Corona in Bayern: Kaum noch freie Intensivbetten in München

Eine ähnliche Lage spiegelt sich im gesamten Freistaat wieder: Am heutigen Vormittag waren in 50 der 96 kreisfreien Städte und Kreise weniger als zehn Prozent der Intensivbetten frei, wie aus dem Intensivregister am Samstag hervorging. In ganzen 22 Städten und Kreisen gab es kein einziges freies Intensivbett mehr.
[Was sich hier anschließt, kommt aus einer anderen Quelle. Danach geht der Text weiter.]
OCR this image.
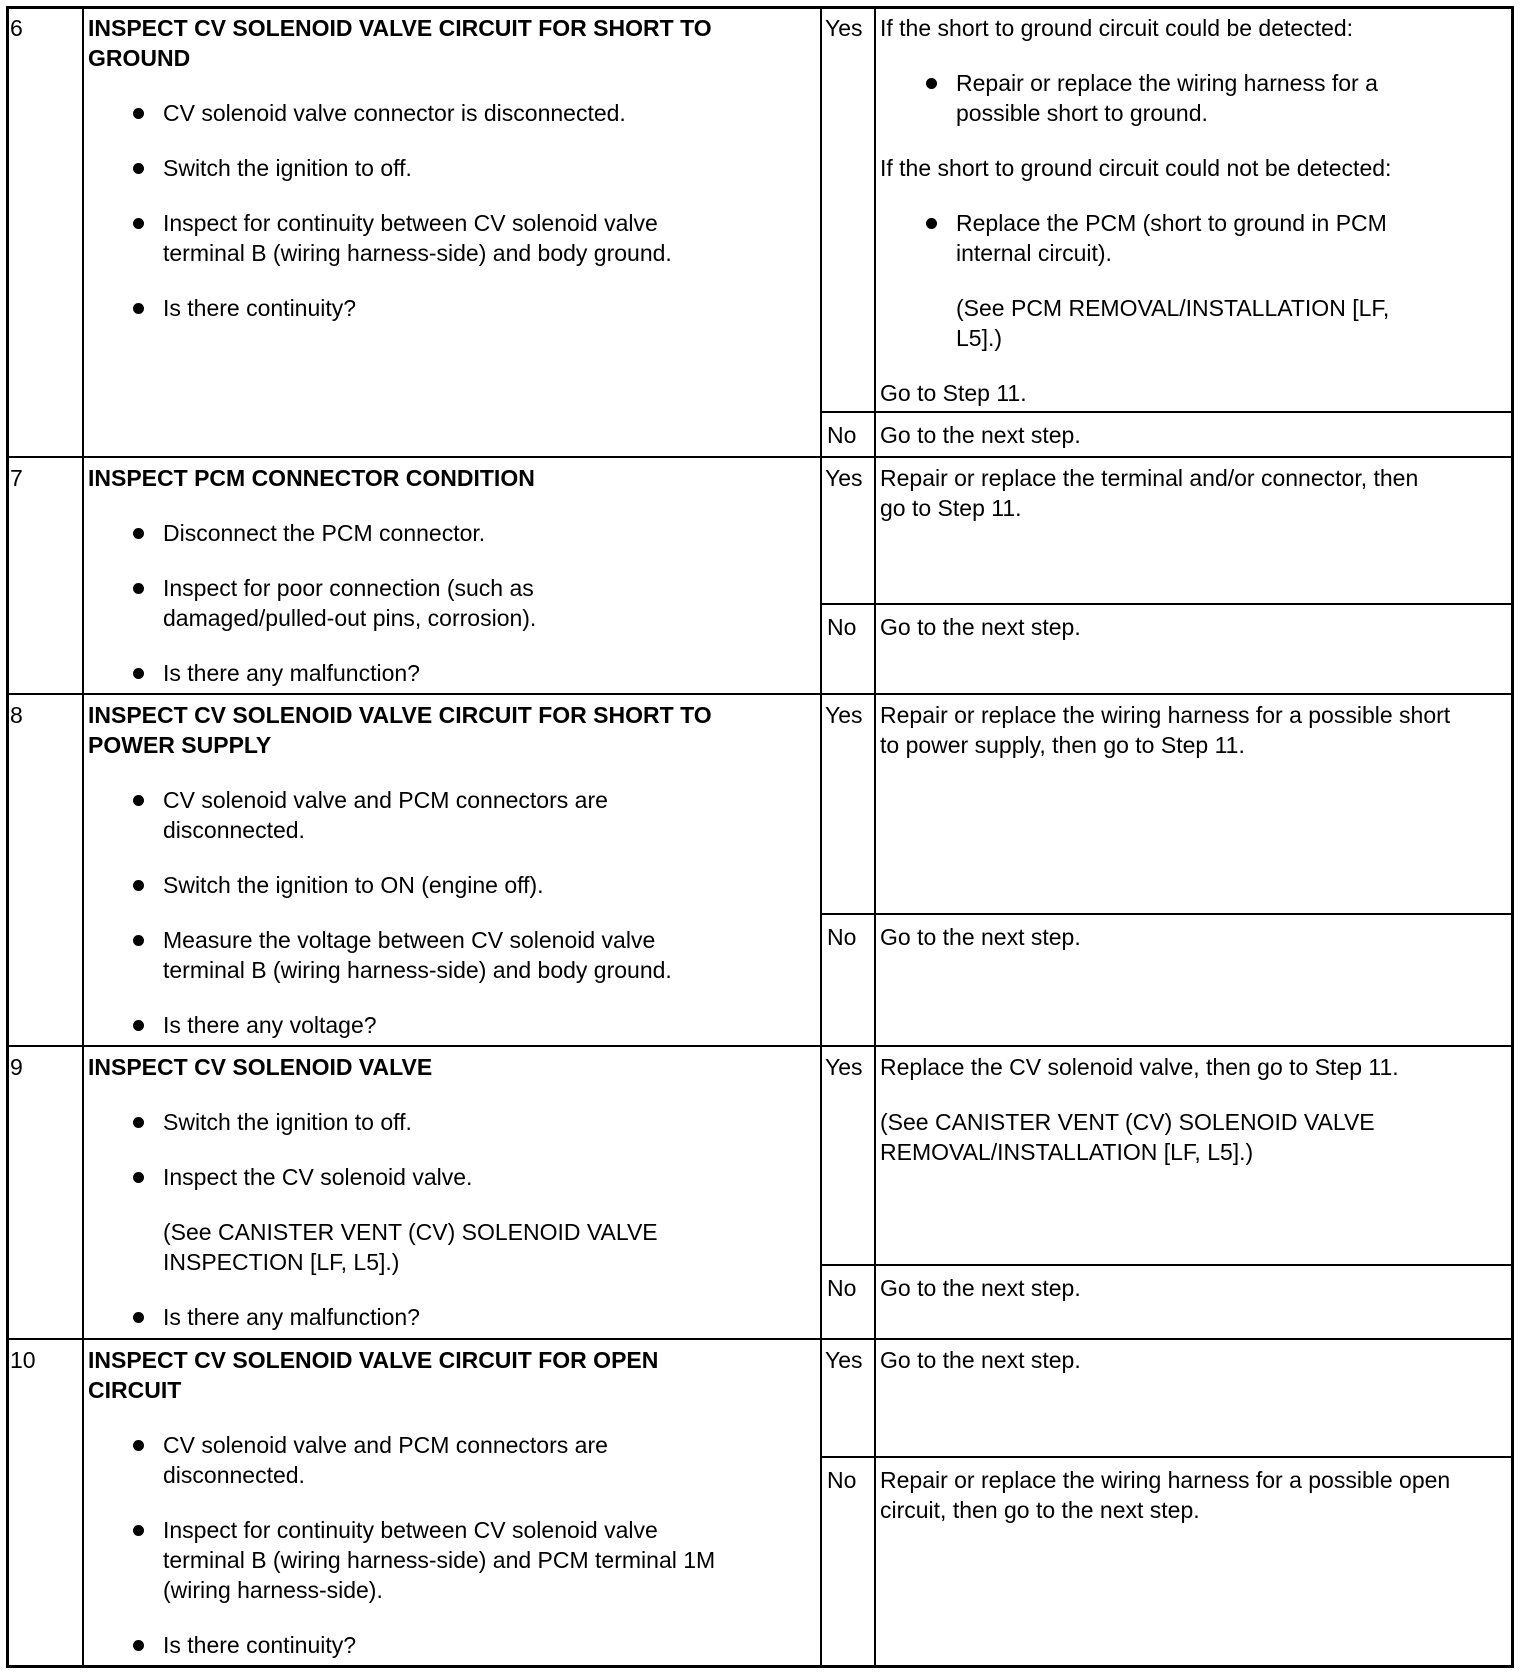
6	INSPECT CV SOLENOID VALVE CIRCUIT FOR SHORT TO
GROUND
CV solenoid valve connector is disconnected.
Switch the ignition to off.
Inspect for continuity between CV solenoid valve
terminal B (wiring harness-side) and body ground.
Is there continuity?
Yes If the short to ground circuit could be detected:
Repair or replace the wiring harness for a
possible short to ground.
If the short to ground circuit could not be detected:
Replace the PCM (short to ground in PCM
internal circuit).
(See PCM REMOVAL/INSTALLATION [LF,
L5].)
Go to Step 11.
No Go to the next step.
7	INSPECT PCM CONNECTOR CONDITION
Disconnect the PCM connector.
Inspect for poor connection (such as
damaged/pulled-out pins, corrosion).
Is there any malfunction?
Yes Repair or replace the terminal and/or connector, then
go to Step 11.
No Go to the next step.
8	INSPECT CV SOLENOID VALVE CIRCUIT FOR SHORT TO
POWER SUPPLY
CV solenoid valve and PCM connectors are
disconnected.
Switch the ignition to ON (engine off).
Measure the voltage between CV solenoid valve
terminal B (wiring harness-side) and body ground.
Is there any voltage?
Yes Repair or replace the wiring harness for a possible short
to power supply, then go to Step 11.
No Go to the next step.
9	INSPECT CV SOLENOID VALVE
Switch the ignition to off.
Inspect the CV solenoid valve.
(See CANISTER VENT (CV) SOLENOID VALVE
INSPECTION [LF, L5].)
Is there any malfunction?
Yes Replace the CV solenoid valve, then go to Step 11.
(See CANISTER VENT (CV) SOLENOID VALVE
REMOVAL/INSTALLATION [LF, L5].)
No Go to the next step.
10 INSPECT CV SOLENOID VALVE CIRCUIT FOR OPEN
CIRCUIT
CV solenoid valve and PCM connectors are
disconnected.
Inspect for continuity between CV solenoid valve
terminal B (wiring harness-side) and PCM terminal 1M
(wiring harness-side).
Is there continuity?
Yes Go to the next step.
No Repair or replace the wiring harness for a possible open
circuit, then go to the next step.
Da die Corona-Infektionen in Bayern in den vergangenen zwei Wochen rasant gestiegen sind, rechnen die Krankenhäuser weiter mit zunehmenden Zahlen von Intensivpatienten. Schon seit Wochen müssen Kliniken mit voll ausgelasteten Intensivstationen neue Patienten in andere Einrichtungen verlegen lassen.

Ursprünglicher Artikel vom 13. November:

München - Die Corona-Zahlen in München ziehen weiter kräftig an. Am Samstag, 13. November, meldet das RKI eine Inzidenz von 180,8. Zum Vergleich: Am Vortag lag dieser Wert noch bei 124. Doch die vierte Welle rollt nicht nur durch die Landeshauptstadt, sondern hat längst den gesamten Freistaat erreicht.

Corona in Bayern: Rettungsdienste überlastet - Zahl der Covid-Patienten enorm gestiegen

Wegen der dramatischen Lage schlagen nun Bayerische Hilfsorganisationen Alarm. „Der Rettungsdienst ist überlastet, notwendige Operationen müssen verschoben oder kurzfristig verlegt werden, die Inzidenzen steigen massiv an und jeden Tag werden neue Höchststände verkündet“, teilten der Arbeiter-Samariter-Bund (ASB), das Bayerische Rote Kreuz (BRK), die Johanniter-Unfall-Hilfe (JUH) und der Malteser-Hilfsdienst (MHD) am Freitag, 12. November, in einer gemeinsamen Erklärung mit.

In den vergangenen Monaten sei die Zahl der Transporte von Corona-Patienten im Rettungsdienst fast um das Vierfache gestiegen. Das berichtet BRK-Präsident Theo Zellner. Ähnliches lässt sich bei der Gesamtanzahl der Einsätze beobachten. So nahmen etwa die Einsätze in der letzten Oktoberwoche in Oberbayern-Ost um 18 Prozent - im Vergleich zum sonstigen Durchschnitt - zu.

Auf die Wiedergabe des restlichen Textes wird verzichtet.